Cotto’s thimbles contained water from exotic sources. Guests sipped, tasted, and spat into spittoons—ritual humiliation dressed as refinement. Farzan swallowed; as did House Varmoth. Lucar made the theatre personal: he dumped a litrejohn of piss at Farzan’s feet. The act was vulgar and deliberate. Farzan was displeased but practical: the debt remained, as the liquid delivered as Harkonnen fai was not of a quality for human consumption.

Farzan, bound by bureaucracy, provided an escape route: find the hijackers alive for interrogation and he would clear the debt and cut future fai. He insisted on discretion. Follow the water, he advised, phrased as advice and a clue.

Lavro asked whether House Seraut could have orchestrated the hijack. Farzan laughed the laugh of someone who had seen administrative theatre before: Seraut lacked the operational might or mind to seize a carryall. Dali queried potential perpetrators; Farzan imagined an organised, militarised group.

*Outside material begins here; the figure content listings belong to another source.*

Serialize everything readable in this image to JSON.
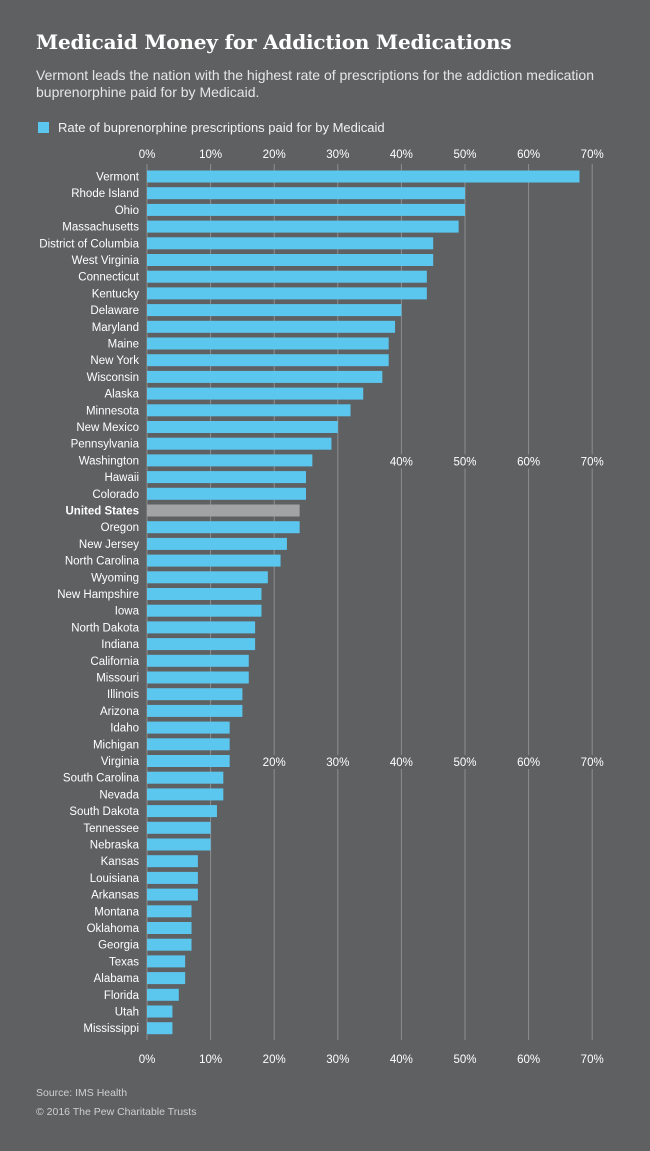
{
  "title": "Medicaid Money for Addiction Medications",
  "subtitle": "Vermont leads the nation with the highest rate of prescriptions for the addiction medication buprenorphine paid for by Medicaid.",
  "legend_label": "Rate of buprenorphine prescriptions paid for by Medicaid",
  "source": "Source: IMS Health",
  "copyright": "© 2016 The Pew Charitable Trusts",
  "colors": {
    "bar": "#5bc7ef",
    "highlight_bar": "#a2a3a5",
    "background": "#5f6062",
    "gridline": "#8d8e90"
  },
  "chart_data": {
    "type": "bar",
    "orientation": "horizontal",
    "xlim": [
      0,
      70
    ],
    "x_ticks": [
      "0%",
      "10%",
      "20%",
      "30%",
      "40%",
      "50%",
      "60%",
      "70%"
    ],
    "highlight": "United States",
    "categories": [
      "Vermont",
      "Rhode Island",
      "Ohio",
      "Massachusetts",
      "District of Columbia",
      "West Virginia",
      "Connecticut",
      "Kentucky",
      "Delaware",
      "Maryland",
      "Maine",
      "New York",
      "Wisconsin",
      "Alaska",
      "Minnesota",
      "New Mexico",
      "Pennsylvania",
      "Washington",
      "Hawaii",
      "Colorado",
      "United States",
      "Oregon",
      "New Jersey",
      "North Carolina",
      "Wyoming",
      "New Hampshire",
      "Iowa",
      "North Dakota",
      "Indiana",
      "California",
      "Missouri",
      "Illinois",
      "Arizona",
      "Idaho",
      "Michigan",
      "Virginia",
      "South Carolina",
      "Nevada",
      "South Dakota",
      "Tennessee",
      "Nebraska",
      "Kansas",
      "Louisiana",
      "Arkansas",
      "Montana",
      "Oklahoma",
      "Georgia",
      "Texas",
      "Alabama",
      "Florida",
      "Utah",
      "Mississippi"
    ],
    "values": [
      68,
      50,
      50,
      49,
      45,
      45,
      44,
      44,
      40,
      39,
      38,
      38,
      37,
      34,
      32,
      30,
      29,
      26,
      25,
      25,
      24,
      24,
      22,
      21,
      19,
      18,
      18,
      17,
      17,
      16,
      16,
      15,
      15,
      13,
      13,
      13,
      12,
      12,
      11,
      10,
      10,
      8,
      8,
      8,
      7,
      7,
      7,
      6,
      6,
      5,
      4,
      4
    ],
    "mid_tick_rows": [
      {
        "after_category": "Pennsylvania",
        "from_tick": 4
      },
      {
        "after_category": "Michigan",
        "from_tick": 2
      }
    ]
  }
}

Dali moved through the room to find the underworld’s mirror—Selina Doran. She told him plainly: smugglers see no profit in water; spice is where value concentrates. If a carryall loaded with water was taken, it was likely by criminals. Selina agreed to an alliance with Dali, if either required the other’s services in future.

Dali then cornered Romesha Cotto. The merchant, shadowed by his scarred man who was out of place at the party. Cotto confessed indebtedness—to a black-market figure, Miran Rocha. Cotto offered a bargain: deliver his last shipment of water to Rocha in Carthag and he would reveal who he believed stole the carryall. It was a simple quid pro quo—dangerous but valuable.

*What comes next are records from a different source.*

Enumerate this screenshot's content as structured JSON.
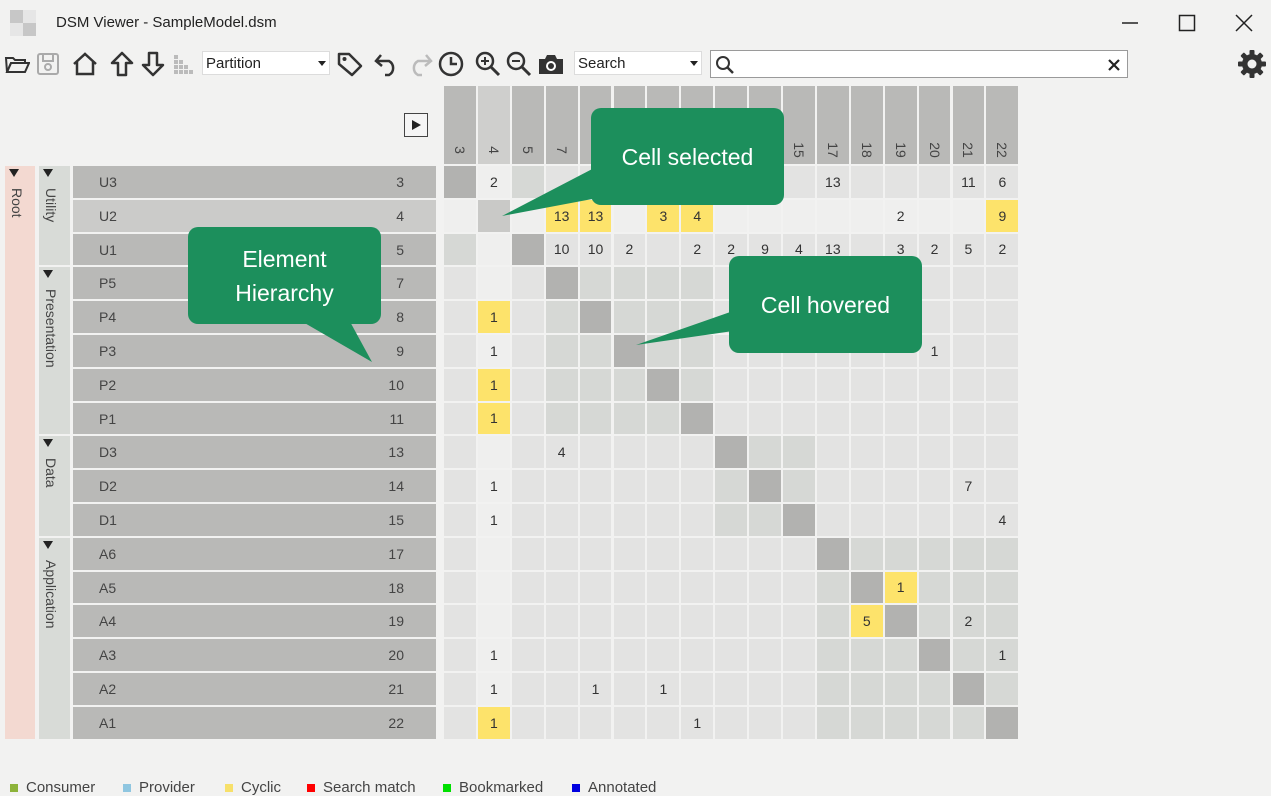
{
  "window": {
    "title": "DSM Viewer - SampleModel.dsm"
  },
  "toolbar": {
    "partition_combo": "Partition",
    "search_combo": "Search",
    "search_placeholder": ""
  },
  "hierarchy": {
    "root": "Root",
    "groups": [
      {
        "name": "Utility",
        "elements": [
          {
            "name": "U3",
            "order": "3"
          },
          {
            "name": "U2",
            "order": "4"
          },
          {
            "name": "U1",
            "order": "5"
          }
        ]
      },
      {
        "name": "Presentation",
        "elements": [
          {
            "name": "P5",
            "order": "7"
          },
          {
            "name": "P4",
            "order": "8"
          },
          {
            "name": "P3",
            "order": "9"
          },
          {
            "name": "P2",
            "order": "10"
          },
          {
            "name": "P1",
            "order": "11"
          }
        ]
      },
      {
        "name": "Data",
        "elements": [
          {
            "name": "D3",
            "order": "13"
          },
          {
            "name": "D2",
            "order": "14"
          },
          {
            "name": "D1",
            "order": "15"
          }
        ]
      },
      {
        "name": "Application",
        "elements": [
          {
            "name": "A6",
            "order": "17"
          },
          {
            "name": "A5",
            "order": "18"
          },
          {
            "name": "A4",
            "order": "19"
          },
          {
            "name": "A3",
            "order": "20"
          },
          {
            "name": "A2",
            "order": "21"
          },
          {
            "name": "A1",
            "order": "22"
          }
        ]
      }
    ]
  },
  "matrix": {
    "columns": [
      "3",
      "4",
      "5",
      "7",
      "8",
      "9",
      "10",
      "11",
      "13",
      "14",
      "15",
      "17",
      "18",
      "19",
      "20",
      "21",
      "22"
    ],
    "cells": [
      [
        "",
        "2",
        "",
        "",
        "",
        "",
        "",
        "",
        "",
        "",
        "",
        "13",
        "",
        "",
        "",
        "11",
        "6"
      ],
      [
        "",
        "",
        "",
        "13",
        "13",
        "",
        "3",
        "4",
        "",
        "",
        "",
        "",
        "",
        "2",
        "",
        "",
        "9"
      ],
      [
        "",
        "",
        "",
        "10",
        "10",
        "2",
        "",
        "2",
        "2",
        "9",
        "4",
        "13",
        "",
        "3",
        "2",
        "5",
        "2"
      ],
      [
        "",
        "",
        "",
        "",
        "",
        "",
        "",
        "",
        "",
        "",
        "",
        "",
        "",
        "",
        "",
        "",
        ""
      ],
      [
        "",
        "1",
        "",
        "",
        "",
        "",
        "",
        "",
        "",
        "",
        "",
        "",
        "",
        "",
        "",
        "",
        ""
      ],
      [
        "",
        "1",
        "",
        "",
        "",
        "",
        "",
        "",
        "",
        "",
        "",
        "",
        "",
        "",
        "1",
        "",
        ""
      ],
      [
        "",
        "1",
        "",
        "",
        "",
        "",
        "",
        "",
        "",
        "",
        "",
        "",
        "",
        "",
        "",
        "",
        ""
      ],
      [
        "",
        "1",
        "",
        "",
        "",
        "",
        "",
        "",
        "",
        "",
        "",
        "",
        "",
        "",
        "",
        "",
        ""
      ],
      [
        "",
        "",
        "",
        "4",
        "",
        "",
        "",
        "",
        "",
        "",
        "",
        "",
        "",
        "",
        "",
        "",
        ""
      ],
      [
        "",
        "1",
        "",
        "",
        "",
        "",
        "",
        "",
        "",
        "",
        "",
        "",
        "",
        "",
        "",
        "7",
        ""
      ],
      [
        "",
        "1",
        "",
        "",
        "",
        "",
        "",
        "",
        "",
        "",
        "",
        "",
        "",
        "",
        "",
        "",
        "4"
      ],
      [
        "",
        "",
        "",
        "",
        "",
        "",
        "",
        "",
        "",
        "",
        "",
        "",
        "",
        "",
        "",
        "",
        ""
      ],
      [
        "",
        "",
        "",
        "",
        "",
        "",
        "",
        "",
        "",
        "",
        "",
        "",
        "",
        "1",
        "",
        "",
        ""
      ],
      [
        "",
        "",
        "",
        "",
        "",
        "",
        "",
        "",
        "",
        "",
        "",
        "",
        "5",
        "",
        "",
        "2",
        ""
      ],
      [
        "",
        "1",
        "",
        "",
        "",
        "",
        "",
        "",
        "",
        "",
        "",
        "",
        "",
        "",
        "",
        "",
        "1"
      ],
      [
        "",
        "1",
        "",
        "",
        "1",
        "",
        "1",
        "",
        "",
        "",
        "",
        "",
        "",
        "",
        "",
        "",
        ""
      ],
      [
        "",
        "1",
        "",
        "",
        "",
        "",
        "",
        "1",
        "",
        "",
        "",
        "",
        "",
        "",
        "",
        "",
        ""
      ]
    ],
    "cyclic": [
      [
        1,
        4
      ],
      [
        1,
        3
      ],
      [
        1,
        6
      ],
      [
        1,
        7
      ],
      [
        1,
        16
      ],
      [
        4,
        1
      ],
      [
        6,
        1
      ],
      [
        7,
        1
      ],
      [
        12,
        13
      ],
      [
        13,
        12
      ],
      [
        16,
        1
      ]
    ],
    "selected_cell": [
      1,
      1
    ],
    "hovered_cell": [
      5,
      5
    ]
  },
  "callouts": {
    "cell_selected": "Cell selected",
    "element_hierarchy": "Element Hierarchy",
    "cell_hovered": "Cell hovered"
  },
  "legend": [
    {
      "label": "Consumer",
      "color": "#8db33a"
    },
    {
      "label": "Provider",
      "color": "#8fc6e0"
    },
    {
      "label": "Cyclic",
      "color": "#f7e06a"
    },
    {
      "label": "Search match",
      "color": "#ff0000"
    },
    {
      "label": "Bookmarked",
      "color": "#00e000"
    },
    {
      "label": "Annotated",
      "color": "#0000e0"
    }
  ],
  "colors": {
    "diagonal": "#b2b2b0",
    "cell_light": "#e3e3e2",
    "cell_block": "#d6d8d5",
    "cyclic": "#fde36b",
    "callout": "#1c8f5c"
  }
}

As they moved back into the main hall, the outer gate of the Seraut residence fell under the crowd’s pressure. Guards fought; the band stopped playing; panic spread. Takshaka protected the party and Count Lucar called his giant moth to the hall—an image of Thundäruk lordship. The beast swept through the ceiling opening; Lucar mounted to fly them away; however, a rioter grabbed an antenna and the moth panicked, flinging the Count to the floor. Takshaka protected his charges, leading them with safe passage to their ornithopter, fleeing amid blood and confusion.

Back at their residence, the House assessed spoils: they had paid the fai but not the honour; they had humiliated Vertas and earned the notice of Harkonnen bureaucracy. Farzan’s condition to eradicate their debt gave them a tactical objective: find the water carryall and capture the hijackers alive.